I have a previous RPi image version that is working on prod though, and it is almost one year old.

This is my report of the situation, I will see if I can rollback to another kernel version and see how it goes.

GeorgeSapkin commented 5 years ago

Looks like it might be related to https://github.com/raspberrypi/linux/issues/2924 We do have multiple Ethernet adapters: 1 from LAN9512 and 2 from the modem.

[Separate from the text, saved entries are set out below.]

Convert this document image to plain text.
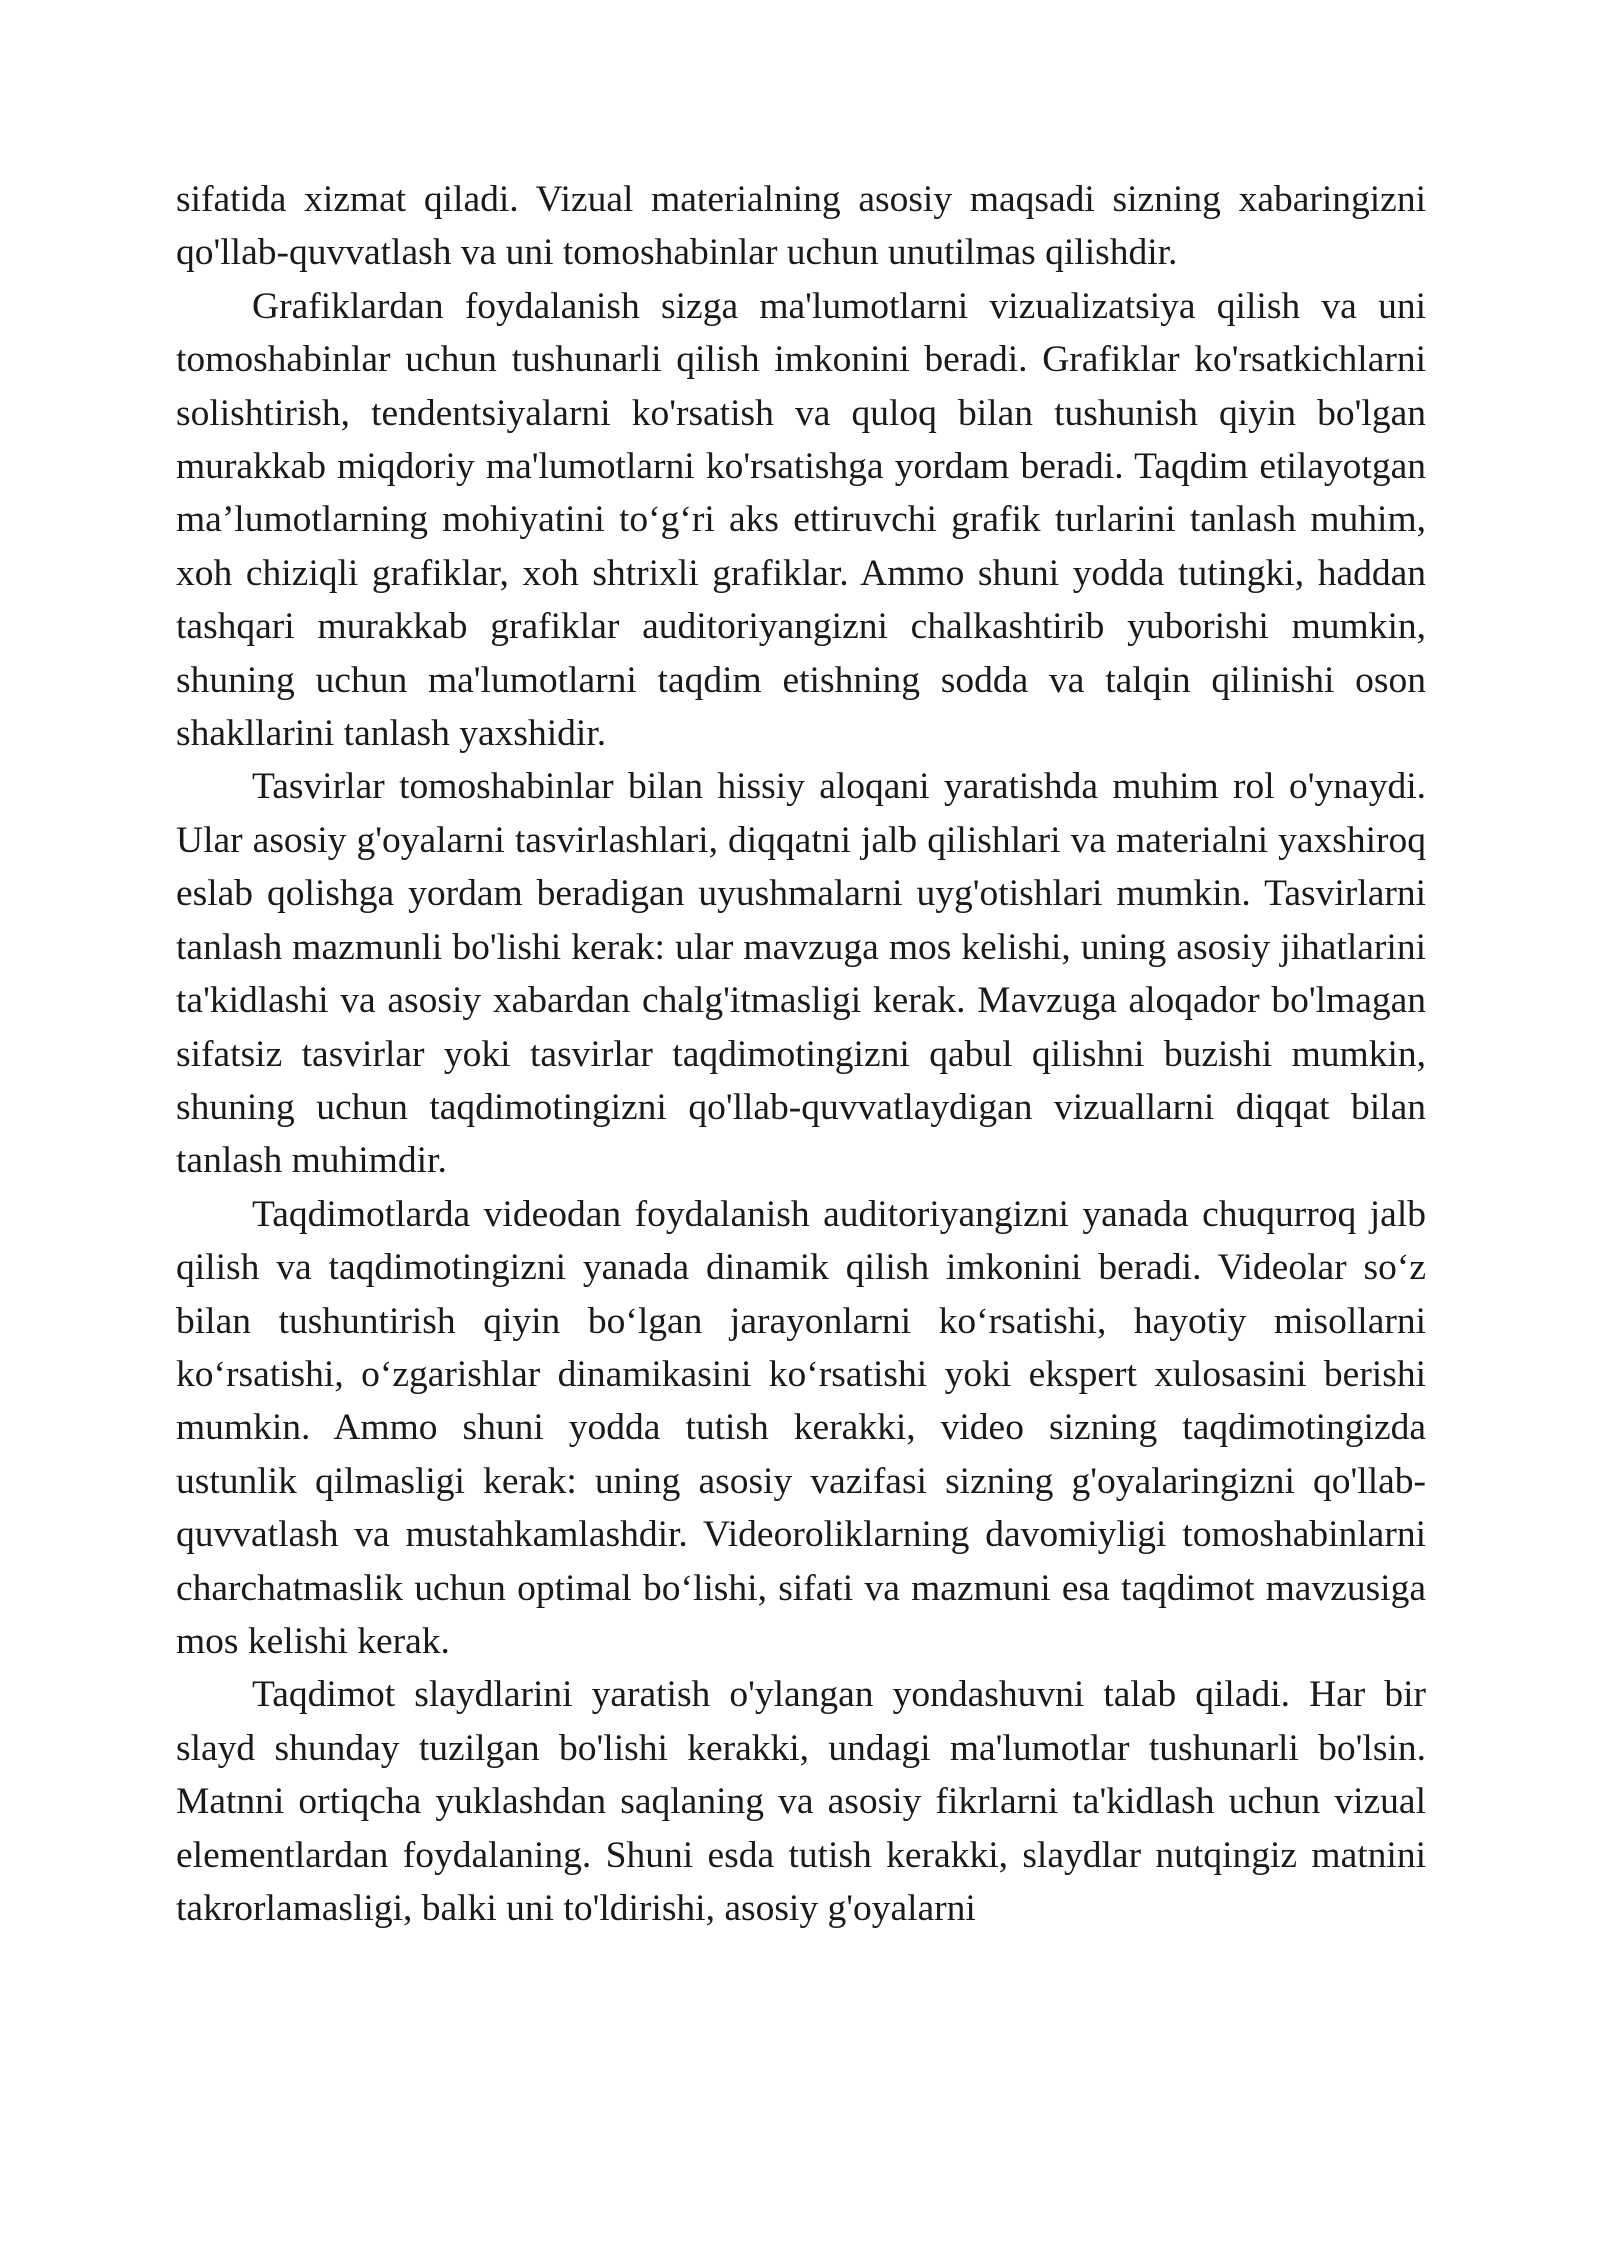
sifatida xizmat qiladi. Vizual materialning asosiy maqsadi sizning xabaringizni qo'llab-quvvatlash va uni tomoshabinlar uchun unutilmas qilishdir.

Grafiklardan foydalanish sizga ma'lumotlarni vizualizatsiya qilish va uni tomoshabinlar uchun tushunarli qilish imkonini beradi. Grafiklar ko'rsatkichlarni solishtirish, tendentsiyalarni ko'rsatish va quloq bilan tushunish qiyin bo'lgan murakkab miqdoriy ma'lumotlarni ko'rsatishga yordam beradi. Taqdim etilayotgan ma’lumotlarning mohiyatini to‘g‘ri aks ettiruvchi grafik turlarini tanlash muhim, xoh chiziqli grafiklar, xoh shtrixli grafiklar. Ammo shuni yodda tutingki, haddan tashqari murakkab grafiklar auditoriyangizni chalkashtirib yuborishi mumkin, shuning uchun ma'lumotlarni taqdim etishning sodda va talqin qilinishi oson shakllarini tanlash yaxshidir.

Tasvirlar tomoshabinlar bilan hissiy aloqani yaratishda muhim rol o'ynaydi. Ular asosiy g'oyalarni tasvirlashlari, diqqatni jalb qilishlari va materialni yaxshiroq eslab qolishga yordam beradigan uyushmalarni uyg'otishlari mumkin. Tasvirlarni tanlash mazmunli bo'lishi kerak: ular mavzuga mos kelishi, uning asosiy jihatlarini ta'kidlashi va asosiy xabardan chalg'itmasligi kerak. Mavzuga aloqador bo'lmagan sifatsiz tasvirlar yoki tasvirlar taqdimotingizni qabul qilishni buzishi mumkin, shuning uchun taqdimotingizni qo'llab-quvvatlaydigan vizuallarni diqqat bilan tanlash muhimdir.

Taqdimotlarda videodan foydalanish auditoriyangizni yanada chuqurroq jalb qilish va taqdimotingizni yanada dinamik qilish imkonini beradi. Videolar so‘z bilan tushuntirish qiyin bo‘lgan jarayonlarni ko‘rsatishi, hayotiy misollarni ko‘rsatishi, o‘zgarishlar dinamikasini ko‘rsatishi yoki ekspert xulosasini berishi mumkin. Ammo shuni yodda tutish kerakki, video sizning taqdimotingizda ustunlik qilmasligi kerak: uning asosiy vazifasi sizning g'oyalaringizni qo'llab-quvvatlash va mustahkamlashdir. Videoroliklarning davomiyligi tomoshabinlarni charchatmaslik uchun optimal bo‘lishi, sifati va mazmuni esa taqdimot mavzusiga mos kelishi kerak.

Taqdimot slaydlarini yaratish o'ylangan yondashuvni talab qiladi. Har bir slayd shunday tuzilgan bo'lishi kerakki, undagi ma'lumotlar tushunarli bo'lsin. Matnni ortiqcha yuklashdan saqlaning va asosiy fikrlarni ta'kidlash uchun vizual elementlardan foydalaning. Shuni esda tutish kerakki, slaydlar nutqingiz matnini takrorlamasligi, balki uni to'ldirishi, asosiy g'oyalarni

xyklex commented 5 years ago

@GeorgeSapkin thanks for point me out that issue, my solution right now was to compile a 4.14.107 kernel and modules and that solved the issue I mentioned and another issue I had with the HDMI screen being yellow when the kernel starts. But for now this was my workaround.

GeorgeSapkin commented 5 years ago

@xyklex I'm glad to hear it solved your issue. We're stress-testing 4.14.x branch as well to see if it's an improvement.

EloyCrespo commented 4 years ago

@GeorgeSapkin could you tell me if you solved the problem with version 4.14.x?

wickywaka commented 2 years ago

@ckamas We are facing this or very similar issue on our kunbus revpi as well. Did you manage to find a solution?